Het reddingswezen in het Waddengebied

De volgende spreker was Gwen Lemmers, conservator en registrator bij het Maritiem Museum Rotterdam en sinds enkele maanden Rien Meppelink fellow bij Het Scheepvaartmuseum. Zij presenteerde haar lopende onderzoek naar het reddingswezen in het waddengebied in de zeventiende en achttiende eeuw. Waar de hulpverlening aan in nood verkerende mensen en schepen vandaag de dag niet meer weg te denken is, liet Lemmers zien dat dit in de vroegmoderne periode niet zo vanzelfsprekend was. Pas vanaf de negentiende eeuw kunnen we in Nederland spreken van een georganiseerd reddingswezen. Lemmers’ onderzoek draait om de vraag hoe werd omgegaan met scheepsrampen en schipbreukelingen in de periode van voor het bestaan van professionele reddingsorganisaties.

Rien Meppelink fellow Gwen Lemmers. Credits: Monique Kooijmans.

Lemmers staat nog aan het begin van haar onderzoek en nam het publiek mee in haar zoektocht naar snippers van informatie over ­scheepsrampen en schipbreukelingen in het Nederlandse waddengebied. Dit is geen makkelijk klus. Haar bronnen liggen namelijk verspreid over verschillende archieven in de Nederlandse kustgebieden. Hoe en door wie werd er hulp verleend aan schipbreukelingen? Wat gebeurde er met de overleden schipbreukelingen en hun nabestaanden? En welke maatregelen werden er genomen ter voorkoming van schipbreuken? Op deze vragen zal Lemmers de komende maanden een antwoord proberen te vinden.

Queer cultuur op de Nederlandse koopvaardijschepen

Bob van de Poll, onderzoeker bij Het Scheepvaartmuseum. Credits: Monique Kooijmans.

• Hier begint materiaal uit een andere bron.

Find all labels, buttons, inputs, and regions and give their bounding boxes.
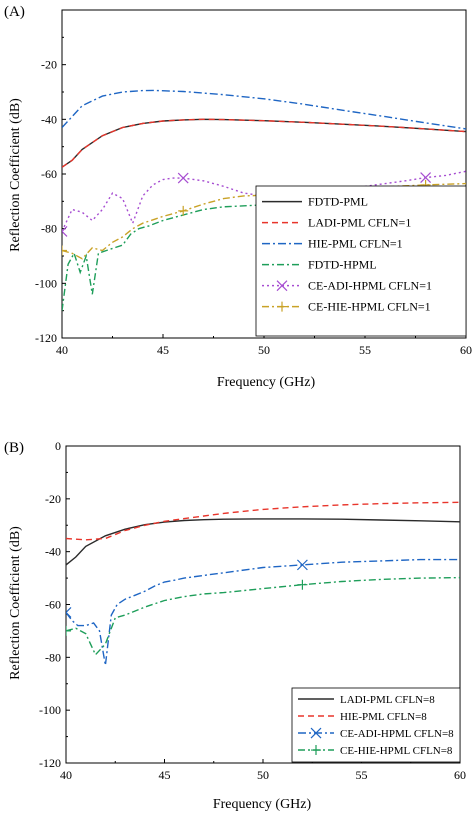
panel-b-x-tick-label: 50 xyxy=(257,768,269,782)
panel-b-series-3-line xyxy=(66,558,460,666)
panel-b-x-tick-label: 60 xyxy=(454,768,466,782)
panel-a-legend-label-3: HIE-PML CFLN=1 xyxy=(308,237,403,251)
panel-a-y-tick-label: -120 xyxy=(35,331,57,345)
panel-b-legend-label-3: CE-ADI-HPML CFLN=8 xyxy=(340,728,454,740)
panel-a: (A) 40 45 50 55 60 -20 -40 -60 -80 -100 -120 FDTD-… xyxy=(4,4,472,390)
panel-b-plot: 40 45 50 55 60 0 -20 -40 -60 -80 -100 -120 xyxy=(39,439,466,782)
panel-b: (B) 40 45 50 55 60 0 -20 -40 -60 -80 -100 -120 LADI… xyxy=(4,439,466,812)
panel-a-y-tick-label: -60 xyxy=(41,167,57,181)
panel-b-x-tick-label: 55 xyxy=(356,768,368,782)
panel-a-y-tick-label: -40 xyxy=(41,112,57,126)
panel-b-legend: LADI-PML CFLN=8 HIE-PML CFLN=8 CE-ADI-HPML… xyxy=(291,687,461,763)
panel-a-legend-label-2: LADI-PML CFLN=1 xyxy=(308,216,411,230)
panel-a-x-tick-label: 50 xyxy=(258,343,270,357)
panel-a-legend-label-4: FDTD-HPML xyxy=(308,258,377,272)
panel-a-series-3-line xyxy=(62,89,466,130)
panel-a-y-tick-label: -20 xyxy=(41,58,57,72)
panel-b-series-2-line xyxy=(66,501,460,541)
panel-b-x-tick-label: 40 xyxy=(60,768,72,782)
panel-a-legend-label-1: FDTD-PML xyxy=(308,195,368,209)
panel-b-x-tick-label: 45 xyxy=(159,768,171,782)
panel-b-series-1-line xyxy=(66,518,460,566)
panel-b-series-4-line xyxy=(66,576,460,656)
panel-b-y-tick-label: -40 xyxy=(45,545,61,559)
panel-b-label: (B) xyxy=(4,440,24,456)
panel-a-series-5-marker xyxy=(177,172,189,184)
panel-a-series-2-line xyxy=(62,118,466,168)
panel-a-x-tick-label: 40 xyxy=(56,343,68,357)
panel-a-series-6-marker xyxy=(62,245,67,256)
panel-b-ylabel: Reflection Coefficient (dB) xyxy=(8,526,23,680)
panel-a-series-1-line xyxy=(62,118,466,168)
panel-a-legend: FDTD-PML LADI-PML CFLN=1 HIE-PML CFLN=1 FDT… xyxy=(255,185,467,337)
panel-a-label: (A) xyxy=(4,4,25,20)
panel-a-legend-marker-6 xyxy=(277,301,287,312)
panel-b-series-group xyxy=(66,501,460,666)
panel-a-x-tick-label: 45 xyxy=(157,343,169,357)
panel-a-legend-label-5: CE-ADI-HPML CFLN=1 xyxy=(308,279,432,293)
panel-b-y-tick-label: -120 xyxy=(39,756,61,770)
panel-b-y-tick-label: -100 xyxy=(39,703,61,717)
panel-b-legend-marker-3 xyxy=(310,727,322,739)
panel-b-series-3-marker xyxy=(296,559,308,571)
panel-b-y-tick-label: -80 xyxy=(45,650,61,664)
panel-b-legend-label-2: HIE-PML CFLN=8 xyxy=(340,711,427,723)
panel-b-series-4-marker xyxy=(66,625,71,636)
panel-b-y-tick-label: -20 xyxy=(45,492,61,506)
panel-a-series-5-line xyxy=(62,170,466,232)
panel-a-series-6-marker xyxy=(178,205,189,216)
panel-a-legend-marker-5 xyxy=(276,280,288,292)
panel-a-y-tick-label: -80 xyxy=(41,222,57,236)
panel-a-y-tick-label: -100 xyxy=(35,276,57,290)
panel-a-legend-label-6: CE-HIE-HPML CFLN=1 xyxy=(308,300,431,314)
panel-a-series-5-marker xyxy=(62,225,68,237)
panel-b-legend-label-1: LADI-PML CFLN=8 xyxy=(340,694,435,706)
panel-a-x-tick-label: 60 xyxy=(460,343,472,357)
panel-b-y-tick-label: 0 xyxy=(55,439,61,453)
panel-a-legend-box xyxy=(255,185,467,337)
panel-b-legend-marker-4 xyxy=(311,745,321,756)
panel-b-xlabel: Frequency (GHz) xyxy=(213,797,312,812)
panel-b-series-4-marker xyxy=(297,579,308,590)
panel-b-series-3-marker xyxy=(66,607,72,618)
panel-a-xlabel: Frequency (GHz) xyxy=(217,375,316,390)
panel-b-legend-label-4: CE-HIE-HPML CFLN=8 xyxy=(340,745,453,757)
panel-a-ylabel: Reflection Coefficient (dB) xyxy=(8,98,23,252)
panel-b-y-tick-label: -60 xyxy=(45,598,61,612)
panel-a-x-tick-label: 55 xyxy=(359,343,371,357)
panel-a-series-5-marker xyxy=(420,172,432,183)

Tot slot sprak Bob van de Poll, onderzoeker bij Het Scheepvaartmuseum, over zijn oral history project Zee van Ruimte. Dit project onderzoekt de queer cultuur op Nederlandse koopvaardijschepen in de jaren 1950 tot 1980. Iedereen kent het stereotype van een mannelijke matroos die onder de tatoeages zit en veel rookt en drinkt, maar Van de Poll laat met zijn werk zien dat er ook andere verhalen zijn. Samen met conservator Sara Keijzer verzamelde hij verhalen van oud bemanningsleden die onderdeel waren van een kleine maar zichtbare queer subcultuur aan boord van Nederlandse passagiersschepen.

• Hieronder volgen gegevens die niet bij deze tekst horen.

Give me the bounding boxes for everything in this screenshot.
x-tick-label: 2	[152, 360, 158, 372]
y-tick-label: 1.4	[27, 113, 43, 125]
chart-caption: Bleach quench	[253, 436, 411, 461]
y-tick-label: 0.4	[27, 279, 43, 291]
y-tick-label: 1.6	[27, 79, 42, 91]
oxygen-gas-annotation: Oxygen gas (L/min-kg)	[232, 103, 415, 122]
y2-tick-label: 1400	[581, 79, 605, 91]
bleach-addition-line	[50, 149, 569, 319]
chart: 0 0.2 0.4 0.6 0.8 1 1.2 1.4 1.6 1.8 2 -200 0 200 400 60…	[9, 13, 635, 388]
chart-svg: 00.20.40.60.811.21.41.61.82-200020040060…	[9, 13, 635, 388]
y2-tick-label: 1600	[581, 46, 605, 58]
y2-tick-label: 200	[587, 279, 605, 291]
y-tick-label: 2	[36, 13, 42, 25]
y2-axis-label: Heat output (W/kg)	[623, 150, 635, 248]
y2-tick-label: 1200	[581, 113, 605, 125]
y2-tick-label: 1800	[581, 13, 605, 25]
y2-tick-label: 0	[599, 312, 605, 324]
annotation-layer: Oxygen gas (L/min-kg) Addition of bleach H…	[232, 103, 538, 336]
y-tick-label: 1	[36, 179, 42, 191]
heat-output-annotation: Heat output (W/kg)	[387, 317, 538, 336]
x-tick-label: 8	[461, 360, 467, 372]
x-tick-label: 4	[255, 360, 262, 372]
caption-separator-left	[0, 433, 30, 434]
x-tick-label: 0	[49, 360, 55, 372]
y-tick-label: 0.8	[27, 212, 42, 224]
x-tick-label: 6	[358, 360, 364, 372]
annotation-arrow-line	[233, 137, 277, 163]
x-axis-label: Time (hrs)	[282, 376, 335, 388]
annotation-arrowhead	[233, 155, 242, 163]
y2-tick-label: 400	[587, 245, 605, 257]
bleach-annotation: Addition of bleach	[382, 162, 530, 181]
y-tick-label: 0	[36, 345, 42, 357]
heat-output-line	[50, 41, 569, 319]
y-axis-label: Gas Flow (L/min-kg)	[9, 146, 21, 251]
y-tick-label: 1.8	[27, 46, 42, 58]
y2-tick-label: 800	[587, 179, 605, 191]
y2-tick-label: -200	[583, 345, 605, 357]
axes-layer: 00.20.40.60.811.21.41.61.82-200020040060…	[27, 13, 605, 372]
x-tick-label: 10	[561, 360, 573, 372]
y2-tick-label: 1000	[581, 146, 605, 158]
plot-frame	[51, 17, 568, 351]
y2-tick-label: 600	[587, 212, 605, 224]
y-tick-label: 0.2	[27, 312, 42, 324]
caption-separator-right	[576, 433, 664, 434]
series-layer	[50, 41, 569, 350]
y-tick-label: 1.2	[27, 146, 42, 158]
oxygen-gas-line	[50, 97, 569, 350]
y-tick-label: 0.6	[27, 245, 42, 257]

Deze verhalen zijn nu te zien in Het Scheepvaartmuseum, in de atelierruimte van de tentoonstelling Mens op Zee. De interviews met de oud bemanningsleden die daar te zien zijn worden ook toegevoegd aan de collectie van het museum. Op deze manier draagt het project bij aan de collectievorming van het museum. De interviews over de persoonlijke ervaringen van queer bemanningsleden vormen een bijzondere bron die bijdragen aan de meerstemmigheid in de Nederlandse maritieme geschiedenis.

Nieuwe fellows

Het komende jaar zullen er ook weer nieuwe fellows starten met hun onderzoek naar de collectie van Het Scheepvaartmuseum. Eén van hen is al bekend: Matthias Lukkes gaat als Prof. J.C.M. Warsinck fellow onderzoek doen naar de pogingen van de West Indische Compagnie om een plantagekolonie te stichten langs de Goudkust. Een thema dat mooi aansluit op de nieuwe tentoonstelling ‘de Atlantische wereld’ die vanaf 2024 te zien zal zijn in Het Scheepvaartmuseum.

Biografie

Marie Keulen

Marie Keulen is promovendus aan de Radboud Universiteit en Prof. J.C.M. Warnsinck fellow bij Het Scheepvaartmuseum. Ze doet onderzoek naar de rol van christelijke zending en missie binnen het Europees kolonialisme en is geïnteresseerd in de complexe relatie tussen religie, cultuur en koloniale macht.